Mundo dos declínios: do simbólico, do pai e da virilidade
Atualizado: 1 de ago. de 2019
A psicanálise pontua que o mundo contemporâneo é marcado por declínios: declínio do simbólico (referente à linguagem, à lei, à cultura e à um grande Outro que limita os sujeitos), declínio do pai e declínio da virilidade.

O declínio do simbólico enquanto um sistema que regula e limita o sujeito, acarreta num declínio da função paterna, podendo-se pensar num declínio da autoridade do pai. No cenário atual, portanto, ocorre uma declinação de toda a hierarquia das posições simbolicamente constituídas e, com o retrocesso em relação à uma ordem de imposição cultural, houve uma perda da força da inserção simbólica que vai ser refletida justamente no declínio do pai, da mãe, da família, do professor, da escola e do trabalho. Estamos, portanto, segundo as palavras de Lacan em Nota sobre o pai: diante de ‘evaporação do pai’ e de suas consequências”.
Lacan pontua que nos dias de hoje, além do declínio do pai, há um declínio do viril. E, em vista disso, pode-se dizer de uma feminização do mundo.
O que é o viril?
O viril está associado a lógica fálica, que é orientada pelo ser e pelo ter, na busca de fazer um universal, a organização de um todo fálico.
A lógica fálica pontua para dois ideais: para a mulher, de ser “A” mulher que todos homens desejam; para o homem de ter “A” mulher que todo homem desejaria. Isto é, mulheres que são e homens que têm. Implica, também, em apontar que o ideal viril é reduzir a mulher à um objeto (o objeto a).
Mas a modernidade, com novas formas de poliamor, que não são mais baseadas em binarismos (mulher x homem), evidenciou um “não-todo fálico” que faz objeção à esse universal, tentando barrar o masculino de construir sua lógica toda fálica.
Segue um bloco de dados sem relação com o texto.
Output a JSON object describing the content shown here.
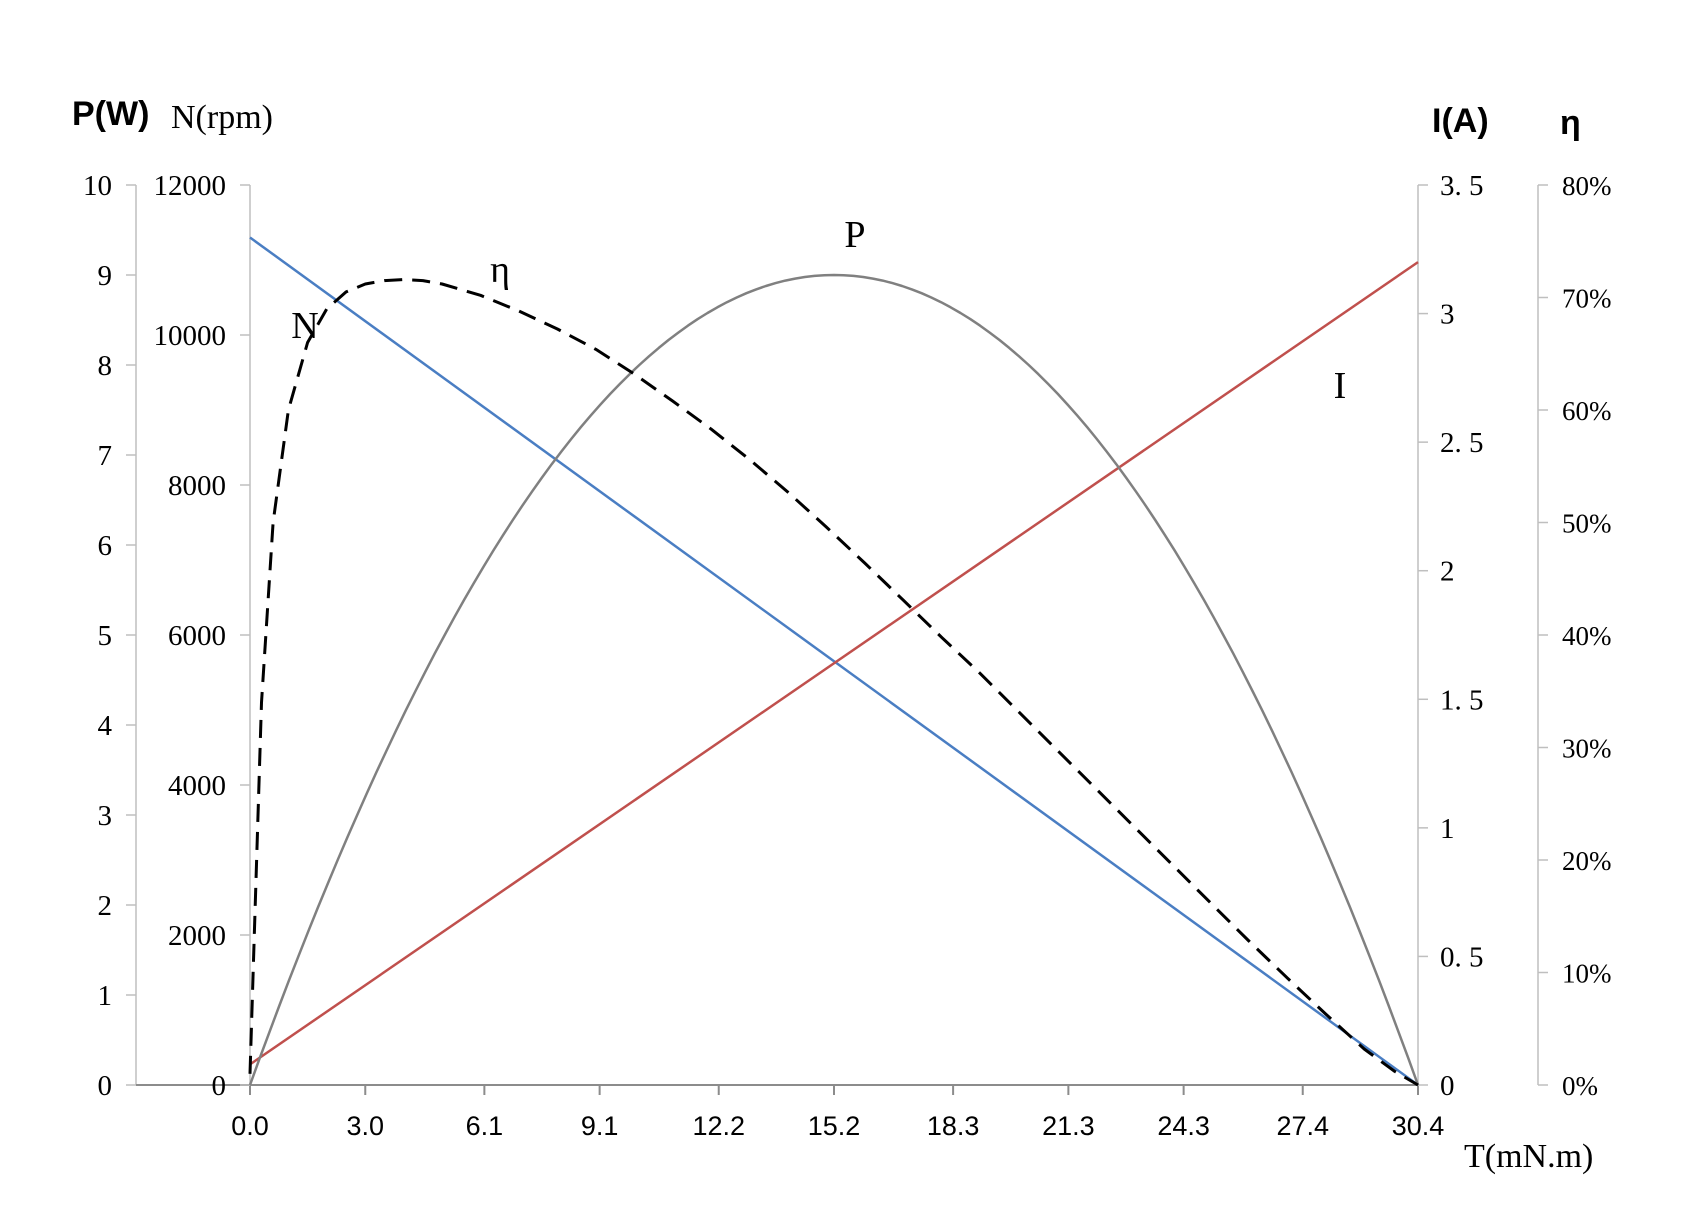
{
  "axis_titles": {
    "power": "P(W)",
    "speed": "N(rpm)",
    "current": "I(A)",
    "efficiency": "η",
    "torque": "T(mN.m)"
  },
  "chart_data": {
    "type": "line",
    "title": "",
    "xlabel": "T(mN.m)",
    "x_ticks": [
      "0.0",
      "3.0",
      "6.1",
      "9.1",
      "12.2",
      "15.2",
      "18.3",
      "21.3",
      "24.3",
      "27.4",
      "30.4"
    ],
    "xlim": [
      0,
      30.4
    ],
    "axes": {
      "power": {
        "label": "P(W)",
        "ylim": [
          0,
          10
        ],
        "ticks": [
          "0",
          "1",
          "2",
          "3",
          "4",
          "5",
          "6",
          "7",
          "8",
          "9",
          "10"
        ]
      },
      "speed": {
        "label": "N(rpm)",
        "ylim": [
          0,
          12000
        ],
        "ticks": [
          "0",
          "2000",
          "4000",
          "6000",
          "8000",
          "10000",
          "12000"
        ]
      },
      "current": {
        "label": "I(A)",
        "ylim": [
          0,
          3.5
        ],
        "ticks": [
          "0",
          "0. 5",
          "1",
          "1. 5",
          "2",
          "2. 5",
          "3",
          "3. 5"
        ]
      },
      "efficiency": {
        "label": "η",
        "ylim": [
          0,
          0.8
        ],
        "ticks": [
          "0%",
          "10%",
          "20%",
          "30%",
          "40%",
          "50%",
          "60%",
          "70%",
          "80%"
        ]
      }
    },
    "series": [
      {
        "name": "N",
        "axis": "speed",
        "color": "#4a7ec3",
        "style": "solid",
        "x": [
          0,
          30.4
        ],
        "y": [
          11300,
          0
        ]
      },
      {
        "name": "I",
        "axis": "current",
        "color": "#c0504d",
        "style": "solid",
        "x": [
          0,
          30.4
        ],
        "y": [
          0.08,
          3.2
        ]
      },
      {
        "name": "P",
        "axis": "power",
        "color": "#808080",
        "style": "solid",
        "formula": "quadratic",
        "x": [
          0,
          15.2,
          30.4
        ],
        "y": [
          0,
          9.0,
          0
        ]
      },
      {
        "name": "η",
        "axis": "efficiency",
        "color": "#000000",
        "style": "dashed",
        "x": [
          0,
          0.3,
          0.6,
          1.0,
          1.5,
          2.0,
          2.5,
          3.0,
          3.5,
          4.0,
          4.5,
          5.0,
          6.0,
          7.0,
          8.0,
          9.0,
          10.0,
          11.0,
          12.0,
          13.0,
          14.0,
          15.0,
          16.0,
          17.0,
          18.0,
          19.0,
          20.0,
          21.0,
          22.0,
          23.0,
          24.0,
          25.0,
          26.0,
          27.0,
          28.0,
          29.0,
          29.8,
          30.4
        ],
        "y": [
          0.01,
          0.34,
          0.5,
          0.6,
          0.66,
          0.69,
          0.705,
          0.712,
          0.715,
          0.716,
          0.715,
          0.712,
          0.702,
          0.688,
          0.672,
          0.654,
          0.632,
          0.608,
          0.583,
          0.556,
          0.527,
          0.496,
          0.464,
          0.431,
          0.398,
          0.366,
          0.332,
          0.298,
          0.264,
          0.23,
          0.196,
          0.162,
          0.128,
          0.095,
          0.063,
          0.032,
          0.012,
          0.0
        ]
      }
    ],
    "annotations": [
      "N",
      "η",
      "P",
      "I"
    ],
    "legend": "none",
    "grid": false
  }
}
Assim sendo, o não-todo faz um furo no ideal viril, tentando sair do enquadramento de um gozo moldado pelos gêneros tradicionais, para mostrar que o gozo é sempre singular, sendo impossível sua universalização.
Justifica-se, portanto, o porquê do declínio do ideal viril no mundo contemporâneo, em que o resultado da queda desse ideal é a feminização que tem consequências na estruturação dos gêneros, já que o semblante dos gêneros tradicionais é algo que se declinou.
Em vista disso, um imaginário dos gêneros tradicionais passa a ser desconstruído no cenário atual, denunciando a insuficiência dos semblantes tradicionais que desestabilizam as categorias de masculino e feminino.
A queda dos ideais tradicionais de gênero também terá alterações sobre os ideias de paternidade e maternidade.
Evidencia-se, ainda, um novo termo proposto que abrange os efeitos das transformações sobre a dinâmica familiar: parentalidade. Esse termo salienta, portanto, o crescente apagamento das diferenças entre as funções da mãe e de pai, que buscam uma certa simetria.
Com isso, os laços tendem a ser menos pelas identificações e ideais, já que estes foram revisitados abrindo espaço para novas formas de tornar-se mãe e tornar-se pai, denunciando uma pluralização das referências simbólicas, que vão se fundar em experiências individuais ligadas à uma lógica de desejo e não mais à parâmetros e ideais externos.
Os declínios da atualidade evidenciam, assim sendo, que novas formas de ser e de tornar-se foram sendo pluralizadas, fazendo com que os antigos ideais fossem desprendidos para dar lugar à uma lógica não-toda e singular.
Entretanto, a falta de limitações aprisionam o sujeito, como ensinado na Édipo lacaniano, dificultando abrir espaço para um caminho desejante por aprisionar o sujeito em um lugar de gozo.
Importante refletir essas questões para pensar o lugar dos sujeitos no mundo de hoje marcado por tantas transformações, necessárias e importantes mas que, dependendo da condução, se tornam prejudiciais para o sujeito (do inconsciente).